‘Enduring call’ to mourn the dead, fight for the living remains relevant and urgent, says labor council president


The Sudbury and District Labor does not accept that thousands of workers die each year, and hundreds of thousands more are injured or sick as a result of their jobs, the organization’s president said.

Jessica Montgomery, president of the Sudbury and District Labor Council, hosted this year’s National Day of Mourning at Laurentian University.

Now an international observance as a day of mourning for workers killed, injured or sick on the job, the declaration of April 28 as the Day of Mourning began here in 1984 when unions adopted the day to publicly acknowledge injuries, illnesses and deaths

“The standing call on April 28 to mourn the dead and fight for the living remains relevant and urgent, especially with the pandemic,” Montgomery said.

It has been just over two years since the World Health Organization declared the global COVID-19 pandemic, and in that time there have been more than 3.5 million COVID-19 cases and 37,728 deaths, it said.

Meanwhile, workers continue to be injured, sick or killed due to unsafe working conditions and a variety of hazards, he said.

“Three years ago, the international labor organization recognized occupational safety and health as a fundamental right at work, but it is still valid,” he said. “In those three years, more than nine million people have died from their jobs, and many more are now living with life-altering illnesses or injuries because their employer failed to protect them.”
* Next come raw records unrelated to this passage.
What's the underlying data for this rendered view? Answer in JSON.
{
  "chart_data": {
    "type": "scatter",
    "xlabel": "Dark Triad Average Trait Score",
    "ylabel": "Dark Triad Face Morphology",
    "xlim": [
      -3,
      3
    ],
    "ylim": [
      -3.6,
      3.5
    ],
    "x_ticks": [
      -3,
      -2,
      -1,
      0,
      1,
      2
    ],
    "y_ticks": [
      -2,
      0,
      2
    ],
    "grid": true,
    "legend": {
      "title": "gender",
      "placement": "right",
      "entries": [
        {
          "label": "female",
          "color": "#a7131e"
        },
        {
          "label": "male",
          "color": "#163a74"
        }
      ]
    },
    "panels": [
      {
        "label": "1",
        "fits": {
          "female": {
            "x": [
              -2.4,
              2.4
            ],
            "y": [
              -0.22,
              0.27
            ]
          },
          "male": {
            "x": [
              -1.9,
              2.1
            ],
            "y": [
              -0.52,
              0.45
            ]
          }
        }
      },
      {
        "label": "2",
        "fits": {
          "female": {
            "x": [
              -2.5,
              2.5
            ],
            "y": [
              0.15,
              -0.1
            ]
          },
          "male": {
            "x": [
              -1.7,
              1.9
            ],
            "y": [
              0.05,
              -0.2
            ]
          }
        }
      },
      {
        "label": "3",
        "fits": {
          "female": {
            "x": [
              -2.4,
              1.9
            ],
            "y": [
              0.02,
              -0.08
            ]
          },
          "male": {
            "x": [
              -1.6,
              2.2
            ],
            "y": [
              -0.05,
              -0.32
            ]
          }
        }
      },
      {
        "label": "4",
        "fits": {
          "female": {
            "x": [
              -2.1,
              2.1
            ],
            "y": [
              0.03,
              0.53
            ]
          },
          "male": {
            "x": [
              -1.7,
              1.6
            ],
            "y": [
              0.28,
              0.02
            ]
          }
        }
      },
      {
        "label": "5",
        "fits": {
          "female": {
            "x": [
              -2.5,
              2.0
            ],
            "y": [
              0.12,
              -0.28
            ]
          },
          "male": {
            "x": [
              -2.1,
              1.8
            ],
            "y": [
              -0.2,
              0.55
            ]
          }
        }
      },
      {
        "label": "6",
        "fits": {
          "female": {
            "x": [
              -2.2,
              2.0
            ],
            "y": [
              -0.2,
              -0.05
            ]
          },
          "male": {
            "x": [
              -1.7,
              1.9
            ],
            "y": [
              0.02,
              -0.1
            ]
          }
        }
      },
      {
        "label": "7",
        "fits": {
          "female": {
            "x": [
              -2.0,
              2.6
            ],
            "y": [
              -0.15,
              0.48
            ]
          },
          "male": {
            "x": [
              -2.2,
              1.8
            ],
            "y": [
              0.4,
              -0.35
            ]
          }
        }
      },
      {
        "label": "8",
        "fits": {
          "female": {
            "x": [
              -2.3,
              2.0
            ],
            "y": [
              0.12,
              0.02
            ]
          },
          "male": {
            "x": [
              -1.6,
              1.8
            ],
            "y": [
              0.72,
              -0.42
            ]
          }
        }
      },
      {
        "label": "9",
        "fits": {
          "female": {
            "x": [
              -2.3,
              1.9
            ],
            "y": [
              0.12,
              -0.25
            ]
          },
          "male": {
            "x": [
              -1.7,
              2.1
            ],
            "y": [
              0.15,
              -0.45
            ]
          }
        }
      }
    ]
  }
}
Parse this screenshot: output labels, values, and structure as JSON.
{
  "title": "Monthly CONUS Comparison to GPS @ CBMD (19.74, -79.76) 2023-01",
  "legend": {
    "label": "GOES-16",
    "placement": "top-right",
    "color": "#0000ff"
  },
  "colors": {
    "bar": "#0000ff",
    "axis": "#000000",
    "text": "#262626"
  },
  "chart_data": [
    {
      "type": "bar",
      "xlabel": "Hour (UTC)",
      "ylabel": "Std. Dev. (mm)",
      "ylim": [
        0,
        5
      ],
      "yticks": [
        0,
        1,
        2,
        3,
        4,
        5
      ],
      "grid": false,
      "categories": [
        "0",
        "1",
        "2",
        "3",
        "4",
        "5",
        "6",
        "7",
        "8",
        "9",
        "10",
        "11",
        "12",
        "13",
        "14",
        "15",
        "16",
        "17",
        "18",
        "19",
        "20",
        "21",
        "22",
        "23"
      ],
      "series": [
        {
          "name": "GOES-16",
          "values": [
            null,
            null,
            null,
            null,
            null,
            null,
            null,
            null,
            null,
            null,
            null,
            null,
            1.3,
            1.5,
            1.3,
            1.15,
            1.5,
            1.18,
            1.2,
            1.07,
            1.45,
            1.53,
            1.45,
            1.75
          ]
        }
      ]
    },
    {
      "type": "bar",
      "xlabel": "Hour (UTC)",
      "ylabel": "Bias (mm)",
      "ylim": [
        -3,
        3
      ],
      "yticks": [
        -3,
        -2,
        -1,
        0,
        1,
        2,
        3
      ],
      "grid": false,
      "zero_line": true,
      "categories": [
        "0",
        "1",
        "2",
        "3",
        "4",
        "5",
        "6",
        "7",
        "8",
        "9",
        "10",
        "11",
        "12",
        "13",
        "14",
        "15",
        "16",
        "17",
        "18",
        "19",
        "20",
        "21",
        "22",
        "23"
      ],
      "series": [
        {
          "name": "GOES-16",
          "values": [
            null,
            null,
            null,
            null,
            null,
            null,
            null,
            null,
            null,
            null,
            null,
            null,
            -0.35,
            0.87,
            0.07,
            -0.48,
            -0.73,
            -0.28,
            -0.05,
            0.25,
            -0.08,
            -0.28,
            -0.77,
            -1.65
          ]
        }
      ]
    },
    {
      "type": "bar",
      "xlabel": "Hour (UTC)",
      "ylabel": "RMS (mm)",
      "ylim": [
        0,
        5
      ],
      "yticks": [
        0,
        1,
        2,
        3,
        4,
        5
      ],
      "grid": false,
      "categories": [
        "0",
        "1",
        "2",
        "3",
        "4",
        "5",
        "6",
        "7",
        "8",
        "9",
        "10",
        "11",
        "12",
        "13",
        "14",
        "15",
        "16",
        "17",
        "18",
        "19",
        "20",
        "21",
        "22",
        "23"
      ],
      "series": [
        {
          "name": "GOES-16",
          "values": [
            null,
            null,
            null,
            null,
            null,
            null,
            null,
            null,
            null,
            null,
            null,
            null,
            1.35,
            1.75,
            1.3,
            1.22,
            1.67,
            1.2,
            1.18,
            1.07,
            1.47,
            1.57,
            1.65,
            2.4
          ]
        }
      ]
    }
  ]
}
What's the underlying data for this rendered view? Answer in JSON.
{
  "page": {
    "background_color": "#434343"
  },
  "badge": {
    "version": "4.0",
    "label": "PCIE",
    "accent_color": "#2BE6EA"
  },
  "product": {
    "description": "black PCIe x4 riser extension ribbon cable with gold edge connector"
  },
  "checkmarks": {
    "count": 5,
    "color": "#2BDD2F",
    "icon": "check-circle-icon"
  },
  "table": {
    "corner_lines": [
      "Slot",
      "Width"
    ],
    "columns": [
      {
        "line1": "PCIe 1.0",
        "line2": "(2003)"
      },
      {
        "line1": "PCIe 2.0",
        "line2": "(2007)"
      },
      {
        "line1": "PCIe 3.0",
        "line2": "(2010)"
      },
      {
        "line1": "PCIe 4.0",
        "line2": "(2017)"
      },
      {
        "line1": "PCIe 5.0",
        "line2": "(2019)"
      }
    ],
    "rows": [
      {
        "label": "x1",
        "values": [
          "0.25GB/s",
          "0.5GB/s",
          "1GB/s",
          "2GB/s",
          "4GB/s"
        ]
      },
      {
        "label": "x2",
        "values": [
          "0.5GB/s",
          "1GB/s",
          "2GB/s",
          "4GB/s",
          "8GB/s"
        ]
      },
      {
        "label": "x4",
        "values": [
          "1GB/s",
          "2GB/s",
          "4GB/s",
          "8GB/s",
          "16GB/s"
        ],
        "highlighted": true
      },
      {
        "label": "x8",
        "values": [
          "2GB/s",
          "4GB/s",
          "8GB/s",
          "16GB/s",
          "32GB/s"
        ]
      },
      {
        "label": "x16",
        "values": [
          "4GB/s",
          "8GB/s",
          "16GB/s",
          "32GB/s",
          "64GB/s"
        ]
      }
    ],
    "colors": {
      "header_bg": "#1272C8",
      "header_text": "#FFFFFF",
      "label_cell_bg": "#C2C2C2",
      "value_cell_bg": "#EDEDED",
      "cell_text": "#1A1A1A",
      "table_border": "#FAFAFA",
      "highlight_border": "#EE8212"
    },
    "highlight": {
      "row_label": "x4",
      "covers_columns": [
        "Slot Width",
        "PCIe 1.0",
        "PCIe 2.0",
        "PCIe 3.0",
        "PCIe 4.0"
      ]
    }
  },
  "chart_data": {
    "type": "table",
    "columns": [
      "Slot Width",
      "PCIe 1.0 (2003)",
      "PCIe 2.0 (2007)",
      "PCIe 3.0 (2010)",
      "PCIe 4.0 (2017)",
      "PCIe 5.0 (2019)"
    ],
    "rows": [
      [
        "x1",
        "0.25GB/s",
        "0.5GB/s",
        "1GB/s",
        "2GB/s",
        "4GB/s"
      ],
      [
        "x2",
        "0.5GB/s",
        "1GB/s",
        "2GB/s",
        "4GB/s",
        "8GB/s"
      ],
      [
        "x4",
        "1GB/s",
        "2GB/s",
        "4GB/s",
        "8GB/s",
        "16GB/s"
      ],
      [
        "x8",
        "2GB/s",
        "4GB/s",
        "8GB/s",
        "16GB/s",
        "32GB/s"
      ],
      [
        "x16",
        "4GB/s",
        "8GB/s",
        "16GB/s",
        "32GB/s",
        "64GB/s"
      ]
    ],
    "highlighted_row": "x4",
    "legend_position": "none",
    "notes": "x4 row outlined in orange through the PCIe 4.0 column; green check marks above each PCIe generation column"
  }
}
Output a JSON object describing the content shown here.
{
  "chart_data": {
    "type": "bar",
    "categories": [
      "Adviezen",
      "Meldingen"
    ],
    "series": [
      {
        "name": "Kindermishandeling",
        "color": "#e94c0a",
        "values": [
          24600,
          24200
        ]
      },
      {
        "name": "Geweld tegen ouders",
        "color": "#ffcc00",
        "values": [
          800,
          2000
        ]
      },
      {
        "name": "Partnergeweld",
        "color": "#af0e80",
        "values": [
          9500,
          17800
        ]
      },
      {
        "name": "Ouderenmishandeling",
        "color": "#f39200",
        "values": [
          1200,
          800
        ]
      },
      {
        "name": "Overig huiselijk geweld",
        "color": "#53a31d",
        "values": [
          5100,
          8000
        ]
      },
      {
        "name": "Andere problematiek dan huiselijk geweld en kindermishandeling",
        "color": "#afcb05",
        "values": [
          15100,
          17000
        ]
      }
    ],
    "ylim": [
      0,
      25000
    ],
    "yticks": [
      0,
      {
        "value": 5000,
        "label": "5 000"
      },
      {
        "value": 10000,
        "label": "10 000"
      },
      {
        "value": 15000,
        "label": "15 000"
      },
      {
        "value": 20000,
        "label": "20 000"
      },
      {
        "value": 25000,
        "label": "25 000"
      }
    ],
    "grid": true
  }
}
In Canada, workers’ compensation boards acknowledge about 1,000 worker deaths per year, “and we know that’s just the tip of the iceberg,” Montgomery said.

In 2019, the most recent year for which statistics are available, there were 925 accepted workplace fatalities and 271,806 accepted lost-time injury claims.

“These are only a fraction of the actual number,” Montgomery said. “We do not accept that thousands of workers are dying and hundreds of thousands more are injured or sick each year as a result of their jobs. Health and safety should be a priority in the workplace, not an occasional afterthought

In 2020, the CBC reported on a cluster of occupational illnesses that emerged among former Neelon Casting employees. The company operated for more than 30 years in Sudbury, closing in 2007.

One of those employees is Daryl Park. He is now retired, but recalled various stories from his days at Neelon Casting.

During its operation, Neelon employed more than 2,000 unionized employees and many employees and managers, Park said. It enjoyed quite a bit of success. At one point, he made all the rotors in North America for Mercedes-Benz, right here in Sudbury.

“We were very proud of that,” he said.

It is the working conditions in foundries that are the dark side of the story, he said.

“I have visited numerous foundries over the years, and they all have a number of things in common: They are dusty, dirty and very hot places to work,” he said. “The work is laborious, heavy and monotonous.”

There were a lot of health and safety issues, he said. For example, in the core room, where internal sand cores for foundries were made, the materials used in this process involved gases that caused numerous headaches for employees.

Park said that after working their shifts, they would see blue halos around the lights for several days, and his wife and friends would often ask him about the smell coming off of it. They were the gases escaping from his body.

Headaches and fatigue were common. Workers often fell asleep on the job, she said. In fact, CO2 levels in one of their stores were found to exceed 1,000 parts per million (PPM), well above the acceptable level of 250 parts per million, and that in a one-hour period, when we were working in eight-hour shifts, he said. saying.

He was moved to tell the story of someone who died because he worked at Neelon.

“I’ve seen a lot of my coworkers die prematurely in their 50s and 60s, even in their 40s,” he said. Tony, who worked in our central ward for six years, at the age of 28, developed terminal cancer and died within a year. All the doctors told his wife was that it was work related. No compensation ever came, and she was left alone with her three-year-old son.

“Years later, that young man came into the program I was teaching at Cambrian College and asked me if I had ever worked with his dad. It was a privilege to tell him that his father was a wonderful worker and much loved by those he worked with.”

Andréane Chénier is a national specialist health and safety representative for the Canadian Union of Public Employees (CUPE).

Chénier said deaths from occupational illnesses outnumber traumatic deaths in each of the past 10 years and many more work-related illnesses and deaths go unreported.

This year also marks the 30th anniversary of the Westray mine disaster and 18 years since the implementation of the Westray bill.

“Those law changes are intended to protect workers from preventable workplace injuries and illnesses, and act as a deterrent, imposing harsh consequences on companies that failed to meet their duty of care,” he said.

In the 18 years since then, these changes should have made a difference, yet around 1,000 Canadian workers are killed each year, he said.

“That consistency really hasn’t changed, and in Canada, we’re not doing any better since the Westray bill went into effect. In fact, we are doing worse.”

But how do we change this in the future?

“Workers cannot afford deliberate ignorance,” he said. “Work shouldn’t hurt. When it happens, we must search, find and face the challenges to find solutions.”